Genome Res. 2023 Sep;33(9):1599-1608. doi: 10.1101/gr.277525.122. Epub 2023 Aug 24.
Principal component analysis (PCA) is widely used in statistics, machine learning, and genomics for dimensionality reduction and uncovering low-dimensional latent structure. To address the challenges posed by ever-growing data size, fast and memory-efficient PCA methods have gained prominence. In this paper, we propose a novel randomized singular value decomposition (RSVD) algorithm implemented in PCAone, featuring a window-based optimization scheme that enables accelerated convergence while improving the accuracy. Additionally, PCAone incorporates out-of-core and multithreaded implementations for the existing Implicitly Restarted Arnoldi Method (IRAM) and RSVD. Through comprehensive evaluations using multiple large-scale real-world data sets in different fields, we show the advantage of PCAone over existing methods. The new algorithm achieves significantly faster computation time while maintaining accuracy comparable to the slower IRAM method. Notably, our analyses of UK Biobank, comprising around 0.5 million individuals and 6.1 million common single nucleotide polymorphisms, show that PCAone accurately computes the top 40 principal components within 9 h. This analysis effectively captures population structure, signals of selection, structural variants, and low recombination regions, utilizing <20 GB of memory and 20 CPU threads. Furthermore, when applied to single-cell RNA sequencing data featuring 1.3 million cells, PCAone, accurately capturing the top 40 principal components in 49 min. This performance represents a 10-fold improvement over state-of-the-art tools.

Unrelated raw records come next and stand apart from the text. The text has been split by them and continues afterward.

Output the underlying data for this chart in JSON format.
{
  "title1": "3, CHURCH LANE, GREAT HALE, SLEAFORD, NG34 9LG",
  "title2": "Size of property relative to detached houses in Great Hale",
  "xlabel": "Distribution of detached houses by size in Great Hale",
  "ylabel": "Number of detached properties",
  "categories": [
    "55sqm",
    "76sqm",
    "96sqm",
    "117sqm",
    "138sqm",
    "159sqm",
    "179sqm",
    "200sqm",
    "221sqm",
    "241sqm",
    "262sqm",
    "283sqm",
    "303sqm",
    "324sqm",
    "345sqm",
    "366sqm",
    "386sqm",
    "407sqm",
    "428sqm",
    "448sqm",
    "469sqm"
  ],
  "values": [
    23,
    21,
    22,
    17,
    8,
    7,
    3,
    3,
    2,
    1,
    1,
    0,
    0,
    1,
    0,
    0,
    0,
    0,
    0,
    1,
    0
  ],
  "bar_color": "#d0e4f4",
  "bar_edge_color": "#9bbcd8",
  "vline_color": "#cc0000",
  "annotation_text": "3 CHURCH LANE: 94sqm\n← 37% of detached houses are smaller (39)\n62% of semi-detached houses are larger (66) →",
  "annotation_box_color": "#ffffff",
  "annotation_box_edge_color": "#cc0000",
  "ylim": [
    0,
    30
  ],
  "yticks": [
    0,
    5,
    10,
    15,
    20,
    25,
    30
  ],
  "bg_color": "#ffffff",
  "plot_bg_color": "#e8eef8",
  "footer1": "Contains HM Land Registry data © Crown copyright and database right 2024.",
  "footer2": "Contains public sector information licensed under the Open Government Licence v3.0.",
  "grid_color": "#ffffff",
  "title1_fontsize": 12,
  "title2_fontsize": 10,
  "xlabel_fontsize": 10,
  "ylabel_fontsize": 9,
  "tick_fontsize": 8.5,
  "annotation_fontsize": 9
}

主成分分析(PCA)在统计学、机器学习和基因组学中被广泛用于降维和揭示低维潜在结构。为了解决数据规模不断增长带来的挑战,快速且节省内存的 PCA 方法得到了重视。在本文中,我们提出了一种新的随机奇异值分解(RSVD)算法,该算法在 PCAone 中实现,具有基于窗口的优化方案,可加速收敛并提高准确性。此外,PCAone 为现有的隐式重启 Arnoldi 方法(IRAM)和 RSVD 实现了核外和多线程。通过在不同领域的多个大规模真实数据集上进行全面评估,我们展示了 PCAone 相对于现有方法的优势。新算法在保持与较慢的 IRAM 方法相当的准确性的同时,显著缩短了计算时间。值得注意的是,我们对包含约 50 万个个体和 610 万个常见单核苷酸多态性的 UK Biobank 的分析表明,PCAone 可以在 9 小时内准确计算前 40 个主成分。该分析有效地捕获了群体结构、选择信号、结构变体和低重组区域,仅使用<20GB 的内存和 20 个 CPU 线程。此外,当应用于具有 130 万个细胞的单细胞 RNA 测序数据时,PCAone 可以在 49 分钟内准确捕获前 40 个主成分。这一性能比最先进的工具提高了 10 倍。